Fürstliches Residenzschloss Oettingen »
Das Residenzschloss in Oettingen wurde zwischen 1679 bis 1687 für die Fürsten Oettingen-Spielberg erbaut. Heute kann man im Schloss an einer Schlossführungen teilnehmen. Es werden die ehemaligen Wohnräume der fürstlichen Familie und Repräsentationsräume und der Festsaal des Schlosses gezeigt.

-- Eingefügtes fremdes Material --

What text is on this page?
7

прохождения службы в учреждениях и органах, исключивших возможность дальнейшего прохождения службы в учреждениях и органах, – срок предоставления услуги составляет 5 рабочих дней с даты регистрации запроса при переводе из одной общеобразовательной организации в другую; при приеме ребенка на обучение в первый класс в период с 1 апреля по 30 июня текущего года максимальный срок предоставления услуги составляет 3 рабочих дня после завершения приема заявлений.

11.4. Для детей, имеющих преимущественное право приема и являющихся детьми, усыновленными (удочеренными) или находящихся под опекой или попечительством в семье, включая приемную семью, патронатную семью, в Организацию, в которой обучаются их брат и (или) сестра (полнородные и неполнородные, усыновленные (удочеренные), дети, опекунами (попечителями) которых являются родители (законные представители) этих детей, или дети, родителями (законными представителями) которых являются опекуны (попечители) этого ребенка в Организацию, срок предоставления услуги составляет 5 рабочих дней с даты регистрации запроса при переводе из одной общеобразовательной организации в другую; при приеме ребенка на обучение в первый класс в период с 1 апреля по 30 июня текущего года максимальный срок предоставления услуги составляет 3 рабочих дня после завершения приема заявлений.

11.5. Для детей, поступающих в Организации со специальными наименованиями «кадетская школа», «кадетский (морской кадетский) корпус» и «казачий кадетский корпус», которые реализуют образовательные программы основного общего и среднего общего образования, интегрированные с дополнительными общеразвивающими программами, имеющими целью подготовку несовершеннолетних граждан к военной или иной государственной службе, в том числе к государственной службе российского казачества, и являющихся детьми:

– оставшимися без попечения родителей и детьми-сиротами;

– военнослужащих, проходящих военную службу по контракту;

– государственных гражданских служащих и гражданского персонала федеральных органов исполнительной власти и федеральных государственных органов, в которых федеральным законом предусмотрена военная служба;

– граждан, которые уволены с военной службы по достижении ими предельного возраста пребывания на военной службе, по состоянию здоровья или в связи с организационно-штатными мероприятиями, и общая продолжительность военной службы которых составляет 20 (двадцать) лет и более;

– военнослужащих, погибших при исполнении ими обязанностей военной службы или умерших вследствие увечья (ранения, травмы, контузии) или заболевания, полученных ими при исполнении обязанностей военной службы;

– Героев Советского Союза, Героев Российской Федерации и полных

Schlossführungen: Palmsonntag - Allerheiligen, Dienstag bis Samstag, 14.00 Uhr, Sonn- und Feiertage 11.00, 14.00, 15.00 und 16.00 Uhr. Im Juli und August zusätzlich täglich 11.00 Uhr. Gruppen jederzeit nach vorheriger Anmeldung
Anschrift: Schloßstraße 1, 86732 Oettingen i. Bayern, Telefon: 09082 / 96 94-24
www.oettingen-spielberg.de
Katholische Pfarrkirche St. Sebastian »
Die heutige katholische Pfarrkirche St. Sebastian soll ihren Ursprung in einem Blutwunder haben. Dieses Blutwunder hat sich angeblich am Sebastianstag (20. Januar) 1467 an dieser Stelle ereignet. Zuerst wurde an dieser Stelle eine Kapelle von Graf Ulrich errichtet die dann im Laufe der Zeit zu einer Kirche vergrößert wurde. Mitte des 19. Jhs. wurde das Kirchenschiff wegen Baufälligkeit abgerissen und neu erbaut.
Königsturm »
Der sogenannte Königsturm ist der Einzige Turm der Stadtbefestigung, der noch erhalten blieb. Vor diesem Tor befand sich die Untere Vorstadt, die wiederum durch ein äußeres Unteres Tor abgeschlossen war. Das Untergeschoß weist noch Reste des Turmes aus dem 13. Jahrhundert auf. 1594-1596 erbauten die beiden Stadtherrschaften zusammen mit der Bürgerschaft einen neuen Turm. Im Inneren sind noch die Zellen des einstigen Stadtgefängnisses erhalten.
Das alte Gymnasium in Oettingen »
Dieses historische Gebäude, das einem sofort durch seine Farbgestaltung ins Auge fällt, wurde im Jahr 1724 unter Albrecht Ernst II. von Johann Christian Lüttich erbaut. In dem Gebäude befand sich die im Jahr 1563 gegründete Lateinschule. Heute befindet sich in dem dem Gebäude die Volkshochschule, ein Seniorenzentrum und das Jakobuszimmer der evangelischen Kirchengemeinde.